The villas are set back 30 metres off Edward Street with a new road as access.

Proponent Brad Everett broke his silence over the plans on Thursday.

The Morpeth Land Company director said he did not want to prejudice Maitland City Council’s decision to include the land in its settlement strategy.

“There’s a process to be followed,” Mr Everett said.

“If I dump these plans on people too soon, they call me presumptuous.”

The property was bought in August, 2014 and Mr Everett met with the council development control unit soon after.

This pre-application discussion outlined what development would be allowed on the site and included mobile homes.

Mr Everett had plans drawn up for a large gym, but said there had been advice that residential use was a possibility.

A plan had also been drafted to rezone the land for units.

But Morpeth Land Company will retain the recreational zoning now the parcel of land has been included in the Maitland Urban Settlement Strategy.
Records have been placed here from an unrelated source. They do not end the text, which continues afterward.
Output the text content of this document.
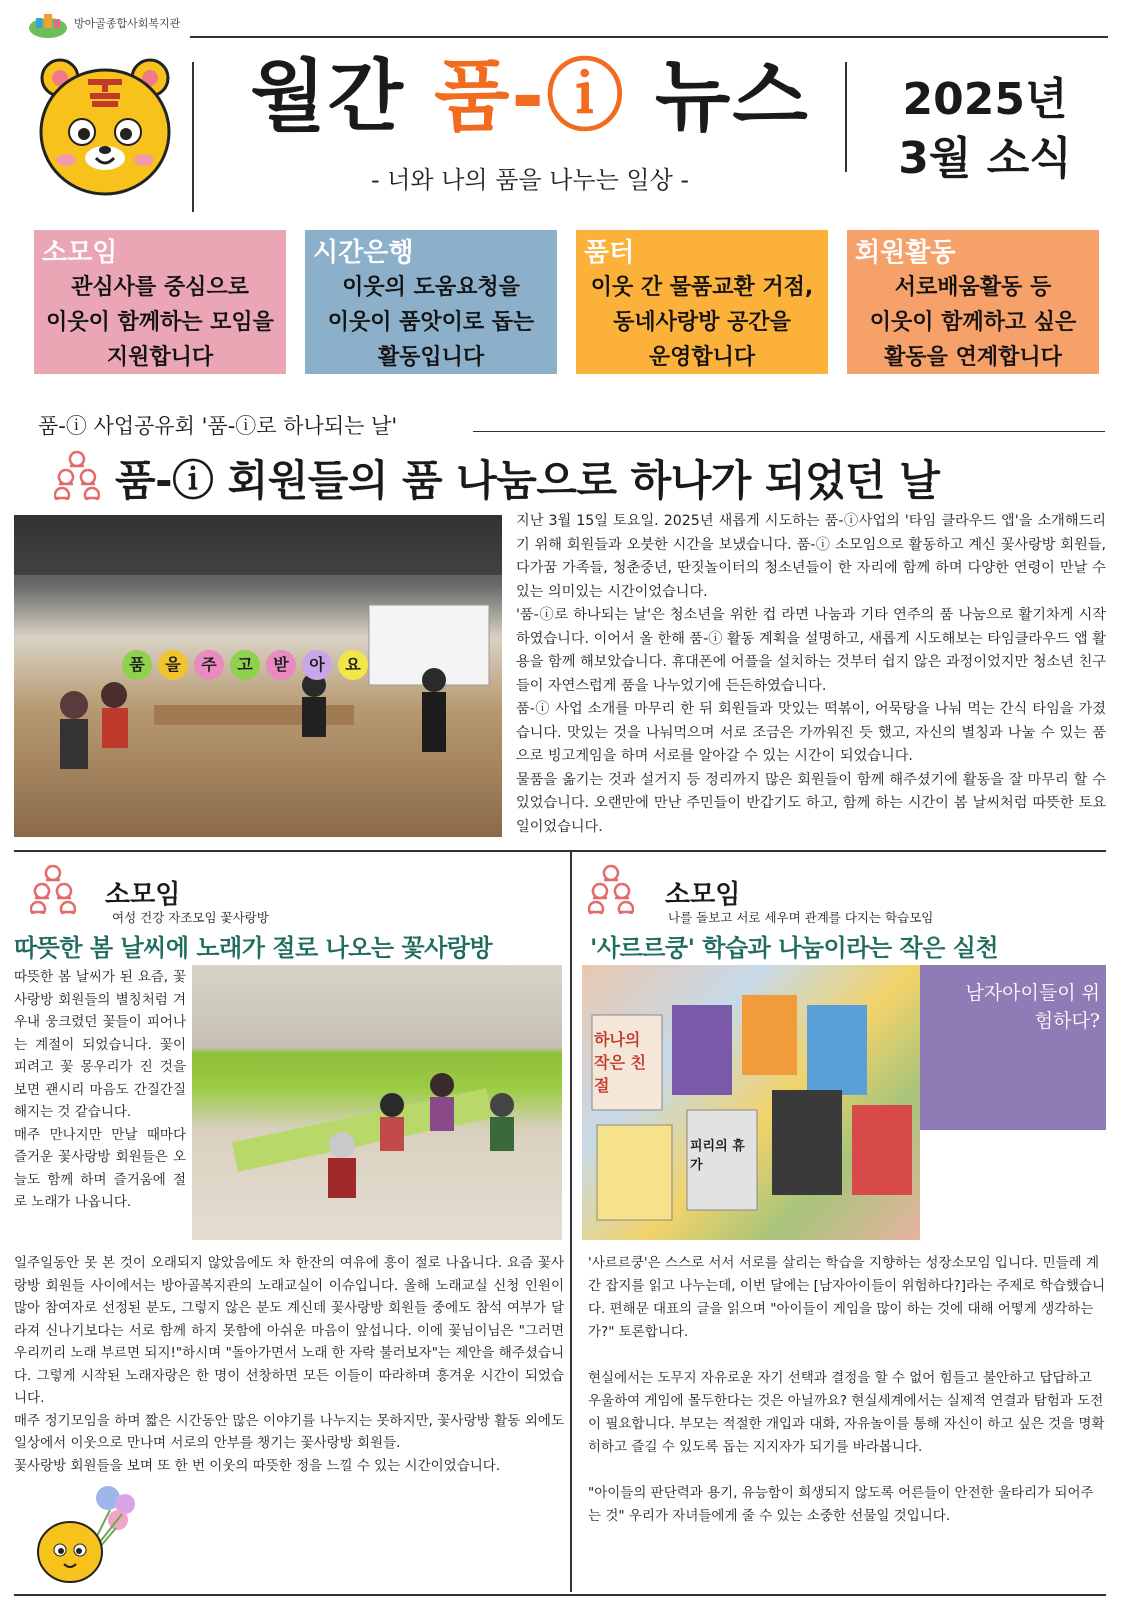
방아골종합사회복지관
월간 품-ⓘ 뉴스
- 너와 나의 품을 나누는 일상 -
2025년
3월 소식
소모임
관심사를 중심으로
이웃이 함께하는 모임을
지원합니다
시간은행
이웃의 도움요청을
이웃이 품앗이로 돕는
활동입니다
품터
이웃 간 물품교환 거점,
동네사랑방 공간을
운영합니다
회원활동
서로배움활동 등
이웃이 함께하고 싶은
활동을 연계합니다
품-ⓘ 사업공유회 '품-ⓘ로 하나되는 날'
품-ⓘ 회원들의 품 나눔으로 하나가 되었던 날
품	을	주	고	받	아	요
지난 3월 15일 토요일. 2025년 새롭게 시도하는 품-ⓘ사업의 '타임 클라우드 앱'을 소개해드리기 위해 회원들과 오붓한 시간을 보냈습니다. 품-ⓘ 소모임으로 활동하고 계신 꽃사랑방 회원들, 다가꿈 가족들, 청춘중년, 딴짓놀이터의 청소년들이 한 자리에 함께 하며 다양한 연령이 만날 수 있는 의미있는 시간이었습니다.
'품-ⓘ로 하나되는 날'은 청소년을 위한 컵 라면 나눔과 기타 연주의 품 나눔으로 활기차게 시작하였습니다. 이어서 올 한해 품-ⓘ 활동 계획을 설명하고, 새롭게 시도해보는 타임클라우드 앱 활용을 함께 해보았습니다. 휴대폰에 어플을 설치하는 것부터 쉽지 않은 과정이었지만 청소년 친구들이 자연스럽게 품을 나누었기에 든든하였습니다.
품-ⓘ 사업 소개를 마무리 한 뒤 회원들과 맛있는 떡볶이, 어묵탕을 나눠 먹는 간식 타임을 가졌습니다. 맛있는 것을 나눠먹으며 서로 조금은 가까워진 듯 했고, 자신의 별칭과 나눌 수 있는 품으로 빙고게임을 하며 서로를 알아갈 수 있는 시간이 되었습니다.
물품을 옮기는 것과 설거지 등 정리까지 많은 회원들이 함께 해주셨기에 활동을 잘 마무리 할 수 있었습니다. 오랜만에 만난 주민들이 반갑기도 하고, 함께 하는 시간이 봄 날씨처럼 따뜻한 토요일이었습니다.
소모임
여성 건강 자조모임 꽃사랑방
따뜻한 봄 날씨에 노래가 절로 나오는 꽃사랑방
따뜻한 봄 날씨가 된 요즘, 꽃사랑방 회원들의 별칭처럼 겨우내 웅크렸던 꽃들이 피어나는 계절이 되었습니다. 꽃이 피려고 꽃 몽우리가 진 것을 보면 괜시리 마음도 간질간질해지는 것 같습니다.
매주 만나지만 만날 때마다 즐거운 꽃사랑방 회원들은 오늘도 함께 하며 즐거움에 절로 노래가 나옵니다.
일주일동안 못 본 것이 오래되지 않았음에도 차 한잔의 여유에 흥이 절로 나옵니다. 요즘 꽃사랑방 회원들 사이에서는 방아골복지관의 노래교실이 이슈입니다. 올해 노래교실 신청 인원이 많아 참여자로 선정된 분도, 그렇지 않은 분도 계신데 꽃사랑방 회원들 중에도 참석 여부가 달라져 신나기보다는 서로 함께 하지 못함에 아쉬운 마음이 앞섭니다. 이에 꽃님이님은 "그러면 우리끼리 노래 부르면 되지!"하시며 "돌아가면서 노래 한 자락 불러보자"는 제안을 해주셨습니다. 그렇게 시작된 노래자랑은 한 명이 선창하면 모든 이들이 따라하며 흥겨운 시간이 되었습니다.
매주 정기모임을 하며 짧은 시간동안 많은 이야기를 나누지는 못하지만, 꽃사랑방 활동 외에도 일상에서 이웃으로 만나며 서로의 안부를 챙기는 꽃사랑방 회원들.
꽃사랑방 회원들을 보며 또 한 번 이웃의 따뜻한 정을 느낄 수 있는 시간이었습니다.
소모임
나를 돌보고 서로 세우며 관계를 다지는 학습모임
'사르르쿵' 학습과 나눔이라는 작은 실천
하나의 작은 친절
피리의 휴가
남자아이들이 위험하다?
'사르르쿵'은 스스로 서서 서로를 살리는 학습을 지향하는 성장소모임 입니다. 민들레 계간 잡지를 읽고 나누는데, 이번 달에는 [남자아이들이 위험하다?]라는 주제로 학습했습니다. 편해문 대표의 글을 읽으며 "아이들이 게임을 많이 하는 것에 대해 어떻게 생각하는가?" 토론합니다.
현실에서는 도무지 자유로운 자기 선택과 결정을 할 수 없어 힘들고 불안하고 답답하고 우울하여 게임에 몰두한다는 것은 아닐까요? 현실세계에서는 실제적 연결과 탐험과 도전이 필요합니다. 부모는 적절한 개입과 대화, 자유놀이를 통해 자신이 하고 싶은 것을 명확히하고 즐길 수 있도록 돕는 지지자가 되기를 바라봅니다.
"아이들의 판단력과 용기, 유능함이 희생되지 않도록 어른들이 안전한 울타리가 되어주는 것" 우리가 자녀들에게 줄 수 있는 소중한 선물일 것입니다.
To gain approval for the seniors’ villas, Mr Everett will instead seek an amendment to the Local Environment Plan.

“Seniors’ housing was a permissible use while the club was licensed,” he said.

“Once the licence was removed, the seniors’ living policy no longer applied, so it’s necessary to seek an amendment to the recreational zone.”

The NSW Department of Planning will assess the validity of plans before Morpeth Land submits a development application.

Mr Everett said detailed plans would be lodged as part of the development application.